Director: Jodie Foster
Cast: Julia Roberts, George Clooney, Jack O’Connell
In contention for... Best Picture, Best Actor, Best Actress
The Wolf of Wall Street meets The King of Comedy as George Clooney plays a TV economics expert held to ransom by a desperate man who has squandered all his hard-earned cash on faulty stock tips. Jodie Foster’s directorial efforts have been uneven, but this has all the hallmarks of a winning and timely satire.
Director: Thomas McCarthy
Cast: Michael Keaton, Rachel McAdams, Mark Ruffalo
In contention for... Best Picture, Best Actor, Best Original Screenplay
There have been numerous documentaries on the subject, but it was only a matter of time before Hollywood had something to say about the Catholic child-abuse scandal.
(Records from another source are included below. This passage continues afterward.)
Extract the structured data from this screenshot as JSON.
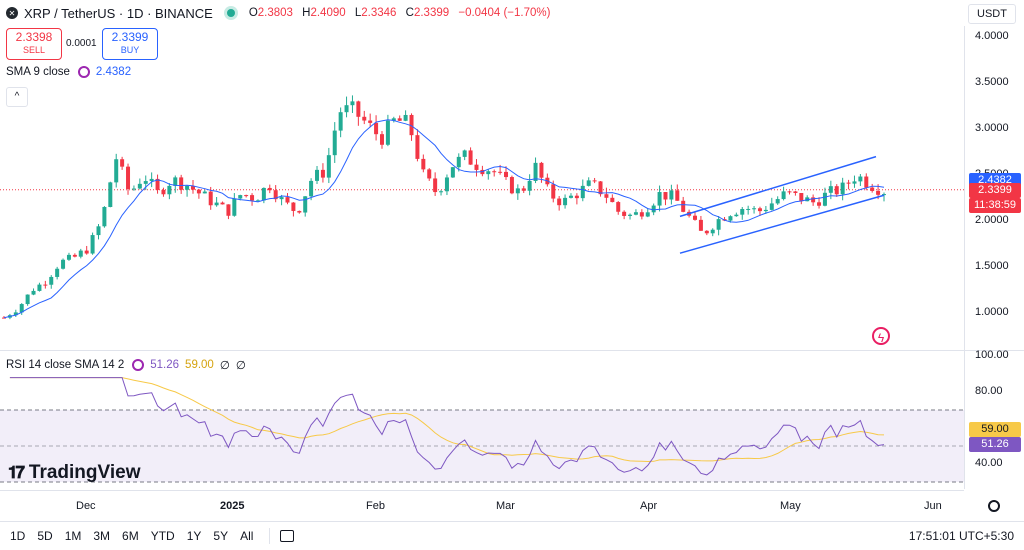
{
  "header": {
    "symbol": "XRP / TetherUS · 1D · BINANCE",
    "open_label": "O",
    "open": "2.3803",
    "high_label": "H",
    "high": "2.4090",
    "low_label": "L",
    "low": "2.3346",
    "close_label": "C",
    "close": "2.3399",
    "change": "−0.0404 (−1.70%)",
    "currency": "USDT"
  },
  "trade": {
    "sell_price": "2.3398",
    "sell_label": "SELL",
    "spread": "0.0001",
    "buy_price": "2.3399",
    "buy_label": "BUY"
  },
  "sma": {
    "label": "SMA 9 close",
    "value": "2.4382"
  },
  "rsi": {
    "label": "RSI 14 close SMA 14 2",
    "v1": "51.26",
    "v2": "59.00",
    "v3": "∅",
    "v4": "∅"
  },
  "price_axis": [
    "4.0000",
    "3.5000",
    "3.0000",
    "2.5000",
    "2.0000",
    "1.5000",
    "1.0000"
  ],
  "price_tags": {
    "sma": "2.4382",
    "last": "2.3399",
    "countdown": "11:38:59"
  },
  "rsi_axis": [
    "100.00",
    "80.00",
    "40.00"
  ],
  "rsi_tags": {
    "ma": "59.00",
    "rsi": "51.26"
  },
  "time_axis": [
    "Dec",
    "2025",
    "Feb",
    "Mar",
    "Apr",
    "May",
    "Jun"
  ],
  "timeframes": [
    "1D",
    "5D",
    "1M",
    "3M",
    "6M",
    "YTD",
    "1Y",
    "5Y",
    "All"
  ],
  "clock": "17:51:01 UTC+5:30",
  "logo": "TradingView",
  "colors": {
    "up": "#22ab94",
    "down": "#f23645",
    "sma": "#2962ff",
    "rsi": "#7e57c2",
    "rsi_ma": "#f7c948",
    "channel": "#2962ff"
  },
  "icons": [
    "xrp-logo-icon",
    "live-dot-icon",
    "settings-gear-icon",
    "collapse-chevron-icon",
    "flash-icon",
    "calendar-range-icon",
    "settings-icon"
  ],
  "chart_data": {
    "type": "candlestick",
    "title": "XRP / TetherUS · 1D · BINANCE",
    "ylim": [
      0.8,
      4.2
    ],
    "x_ticks": [
      "Dec",
      "2025",
      "Feb",
      "Mar",
      "Apr",
      "May",
      "Jun"
    ],
    "y_ticks": [
      1.0,
      1.5,
      2.0,
      2.5,
      3.0,
      3.5,
      4.0
    ],
    "close_series_approx": [
      0.95,
      1.05,
      1.25,
      1.35,
      1.55,
      1.6,
      1.7,
      2.0,
      2.7,
      2.3,
      2.5,
      2.3,
      2.45,
      2.4,
      2.3,
      2.2,
      2.1,
      2.3,
      2.25,
      2.4,
      2.2,
      2.1,
      2.45,
      2.55,
      3.2,
      3.2,
      3.05,
      2.9,
      3.1,
      3.05,
      2.5,
      2.3,
      2.6,
      2.7,
      2.6,
      2.55,
      2.4,
      2.3,
      2.6,
      2.3,
      2.2,
      2.3,
      2.4,
      2.3,
      2.1,
      2.05,
      2.15,
      2.3,
      2.25,
      2.05,
      1.85,
      2.0,
      2.1,
      2.15,
      2.1,
      2.2,
      2.3,
      2.25,
      2.2,
      2.3,
      2.35,
      2.5,
      2.4,
      2.33
    ],
    "rsi_ylim": [
      30,
      100
    ],
    "rsi_last": 51.26,
    "rsi_ma_last": 59.0,
    "sma_last": 2.4382
  }
}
With a superb cast—see above, plus Stanley Tucci, John Slattery and Billy Crudup—Spotlight focuses on the Boston Globe’s investigative efforts to expose the story.
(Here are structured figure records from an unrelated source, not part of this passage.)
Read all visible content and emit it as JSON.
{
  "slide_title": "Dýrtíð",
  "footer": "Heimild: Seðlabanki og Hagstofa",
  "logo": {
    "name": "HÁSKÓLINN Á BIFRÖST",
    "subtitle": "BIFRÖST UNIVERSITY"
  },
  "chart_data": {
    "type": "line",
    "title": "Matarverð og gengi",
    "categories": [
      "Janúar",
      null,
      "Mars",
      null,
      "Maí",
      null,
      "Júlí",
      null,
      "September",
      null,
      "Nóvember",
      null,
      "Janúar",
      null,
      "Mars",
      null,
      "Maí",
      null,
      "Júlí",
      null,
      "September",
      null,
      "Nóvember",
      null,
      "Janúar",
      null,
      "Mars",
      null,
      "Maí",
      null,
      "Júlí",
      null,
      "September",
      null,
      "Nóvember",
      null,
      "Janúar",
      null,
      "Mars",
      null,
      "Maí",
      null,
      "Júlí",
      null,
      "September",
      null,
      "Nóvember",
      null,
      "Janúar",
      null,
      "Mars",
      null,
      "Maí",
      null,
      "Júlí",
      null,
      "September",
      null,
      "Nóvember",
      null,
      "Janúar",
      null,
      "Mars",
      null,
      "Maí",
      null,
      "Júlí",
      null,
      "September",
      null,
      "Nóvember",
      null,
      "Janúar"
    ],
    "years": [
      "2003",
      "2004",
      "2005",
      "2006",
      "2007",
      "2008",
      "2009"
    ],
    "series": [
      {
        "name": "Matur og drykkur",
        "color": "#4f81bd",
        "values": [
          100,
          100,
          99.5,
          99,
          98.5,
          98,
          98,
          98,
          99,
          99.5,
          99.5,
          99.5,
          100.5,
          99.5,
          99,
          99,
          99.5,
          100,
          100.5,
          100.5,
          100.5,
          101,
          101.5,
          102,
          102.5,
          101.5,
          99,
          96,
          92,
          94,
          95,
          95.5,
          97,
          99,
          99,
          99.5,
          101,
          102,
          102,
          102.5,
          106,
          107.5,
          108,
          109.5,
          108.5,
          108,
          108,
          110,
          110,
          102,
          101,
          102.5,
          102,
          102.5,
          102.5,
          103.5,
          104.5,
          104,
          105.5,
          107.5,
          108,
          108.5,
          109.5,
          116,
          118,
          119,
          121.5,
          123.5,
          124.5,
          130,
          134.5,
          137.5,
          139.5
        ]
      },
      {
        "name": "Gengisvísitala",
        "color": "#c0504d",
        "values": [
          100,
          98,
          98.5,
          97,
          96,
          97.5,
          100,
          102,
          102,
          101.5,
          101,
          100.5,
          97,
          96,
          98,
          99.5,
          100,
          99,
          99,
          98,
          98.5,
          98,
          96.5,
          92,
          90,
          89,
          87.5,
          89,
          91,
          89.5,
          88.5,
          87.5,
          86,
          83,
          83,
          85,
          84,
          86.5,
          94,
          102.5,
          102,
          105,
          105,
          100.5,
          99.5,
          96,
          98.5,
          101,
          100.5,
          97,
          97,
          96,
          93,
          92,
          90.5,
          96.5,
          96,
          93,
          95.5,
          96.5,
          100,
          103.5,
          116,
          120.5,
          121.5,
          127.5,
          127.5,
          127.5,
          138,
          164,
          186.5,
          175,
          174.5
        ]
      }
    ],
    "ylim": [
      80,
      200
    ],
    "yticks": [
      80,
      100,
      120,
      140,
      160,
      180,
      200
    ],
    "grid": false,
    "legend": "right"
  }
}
Director: Alfonso Gomez-Rejon
Cast: RJ Cyler, Thomas Mann, Chelsea Zhang
In contention for... Best Original Screenplay, Best Picture
With a cast of unknowns, an obscure second-time director and a story about two high-school kids who befriend a young woman with terminal leukemia, this microbudget indie is about as far from the obvious Oscar heavy-hitters as we can imagine. But after winning both the Audience and Grand Jury awards at Sundance (like Beasts of the Southern Wild before it), this little movie could turn out to be a surprise contender.
Director: Paolo Sorrentino
Cast: Michael Caine, Paul Dano, Rachel Weisz
In contention for... Best Original Screenplay, Best Actor
Italian director Paolo Sorrentino’s first English language film This Must Be the Place was a drifting disappointment, but when his follow-up, The Great Beauty, wowed the cinemagoing world (and won the Foreign-Language Oscar) his status as a master filmmaker was confirmed. Nostalgic drama The Early Years features a fine cast and some spectacular Alpine locations in a tale of friends reunited at a remote hotel.
Director: Mark Osborne
Cast: Marion Cotillard, Jeff Bridges, James Franco (voices)
In contention for... Best Animated Feature, Best Adapted Screenplay, Best Score, possibly Best Picture
It’s been 24 years since Beauty and the Beast became the first animated movie to be nominated for Best Picture, and in that time only one other movie, Pixar’s Up, has repeated the trick. But we wouldn’t put it past this adaptation of Antoine de Saint-Exupery’s poetic, metaphorically rich story of a boy’s search for friendship. Yes, the film comes from the team that brought you Kung-Fu Panda, but don’t hold that against it.
Director: Nicholas Hytner
Cast: Maggie Smith, Dominic Cooper, Jim Broadbent
In contention for... Best Actress, Best Picture, Best Adapted Screenplay
There’s nothing Oscar voters love more than a cozily inspiring British comedy-drama, and that’s exactly what they’ll get with this adaptation of Alan Bennett’s play The Lady in the Van, the true story of a homeless woman who lived in the writer's front garden for 15 years. With The Madness of King George director Nicholas Hytner at the helm and the likes of Maggie Smith and Jim Broadbent in the cast, this sounds like the movie equivalent of a pair of freshly warmed slippers.
Director: Brian Helgeland
Cast: Tom Hardy, Emily Browning, Christopher Eccleston
In contention for... Best Actor, Best Adapted Screenplay
L.A. Confidential writer Brian Helgeland directs Tom Hardy and—yes—Tom Hardy in the story of notorious London twin thugs the Krays. If Hardy can deliver two totally different but equally powerful performances he’s surely got a shot at Oscar glory (maybe two!), but let’s hope the film doesn’t lean too heavily on creaky honor-among-thieves clichés.